В тот момент девочка не задумывалась о том, что вот этот мужчина с черными как смоль глазами, который все время курит, был выслан когда-то с другими немцами Поволжья в Сибирь в вагоне для скота. Он никогда не говорил об этом вслух при девочке. Или о том, что его жена, с красивыми серьгами из александрита в ушах, в полной мере испытала на себе тяготы и последствия войны, будучи совсем маленькой девочкой. Они с сестрой и матерью жили очень бедно и ждали отца с фронта, а отец их попал в плен и был после этого репрессирован, как и многие другие, такие как он. О том, что и мужчина в бобровом воротнике, отец девочки, тоже когда-то был выслан в Сибирь и позднее вспоминал, как рыдали женщины в деревне, провожая их семью, отправлявшуюся на повозке, запряженной волами, на железнодорожную станцию в город Лоев в Белоруссии. Эти взрослые никогда не обсуждали ничего подобного в присутствии девочки, и потому праздники для нее были яркими и одновременно хорошо изученными. Это были угощения, кино, коты, веселые песни, рассказы и анекдоты, а также гуляние через лес до трамвайной остановки. Никакие вагоны для скота, никакая мерзлая картошка, вырытая из-под снега во время войны, никакие «репрессии» и никакие не вернувшиеся с войны дедушки не присутствовали в этой картине жизни…

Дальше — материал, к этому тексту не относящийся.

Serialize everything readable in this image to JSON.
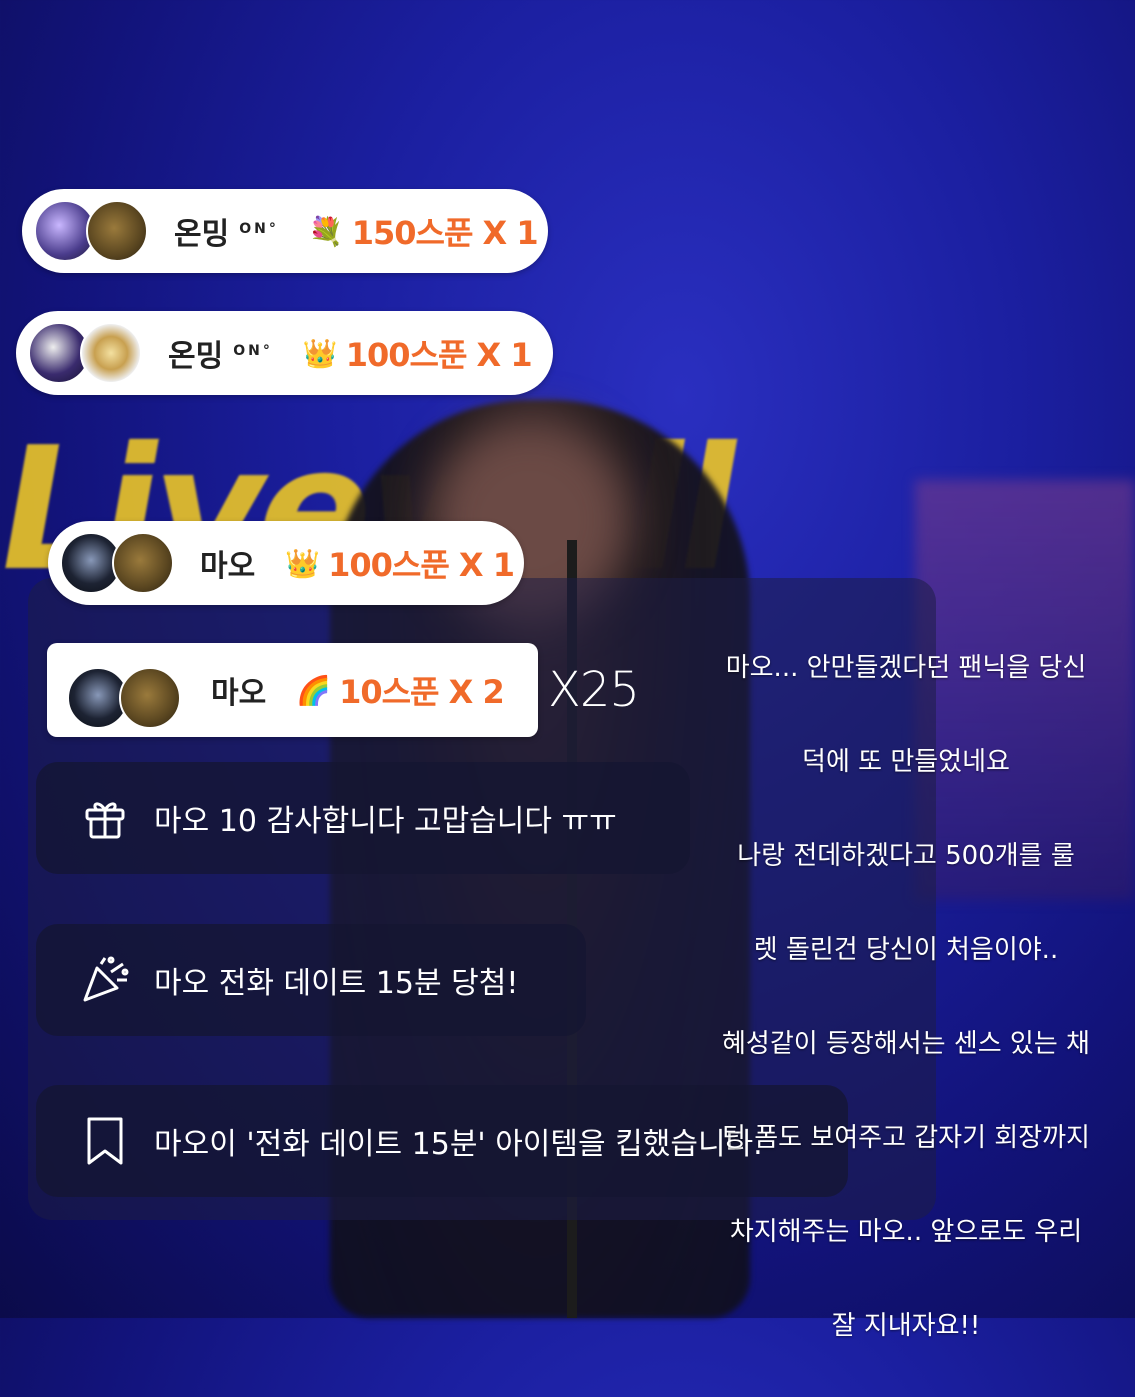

Так и вижу я эту компанию людей под фонарем, на фоне высоких сосен с красными и оранжевыми стволами и лапами в снегу. Так и вижу снег, летящий то ли вверх, то ли вниз. Так и слышу звонок трамвая и веселый смех людей, стоящих на остановке, и чувствую запах сигарет мужчины с бакенбардами…

И снова становлюсь маленькой девочкой, часто болевшей простудами и пневмониями и потому одетой с необыкновенным драматизмом в теплые красные штаны с начесом, в лисью ушанку, подвязанную под подбородком, в неудобную черную цигейковую шубу с рыжими в пятнышко «доставленными» рукавами из другой цигейки. Маленькой счастливой девочкой, насмотревшейся советского детектива, наевшейся котлет и торта, всласть натаскавшей тайно жирных котов по комнате туда-сюда и засовывающей руку к папе в карман пальто. Потому что так теплее. Потому что папа смеется, и все смеются, потому что хорошо жить на свете. Потому что снег сначала падает на землю, а потом от земли… Потому что этот снег, как бриллиант, блестит под фонарями, потому что он хрустит, потому что трамвай звенит…

А ведь завтра настанет воскресенье! И мы пойдем в лес. А там белки. Мы возьмем для них кедровых орехов, тех, что папа осенью привез из леса. Потом папа будет учить меня разводить костер на снегу зимой и рассказывать, чем можно питаться в лесу зимой, если ты заблудился в тайге…

А снег все идет. Он будет долго идти. До самого марта или апреля, и потом еще…

Потом еще он будет идти вечно… Они, эти пятеро, будут вечно стоять и смеяться на остановке в ожидании трамвая. Они никогда не разойдутся.

И дядя Яша вечно будет курить и смеяться под снегом и никогда не умрет от инфаркта, в Москве, в телефонной будке, по дороге в свою обетованную Германию…

И жена его, тетя Галя, оставшись одна, никогда от горя и одиночества не накрутит петлю в своей прекрасной гостиной, где она некогда накрывала на стол…

И мой отец не будет вынужден лезть по водосточной трубе к ним в квартиру, и влезать в эту квартиру через окно, и вынимать из петли жену своего так рано умершего товарища…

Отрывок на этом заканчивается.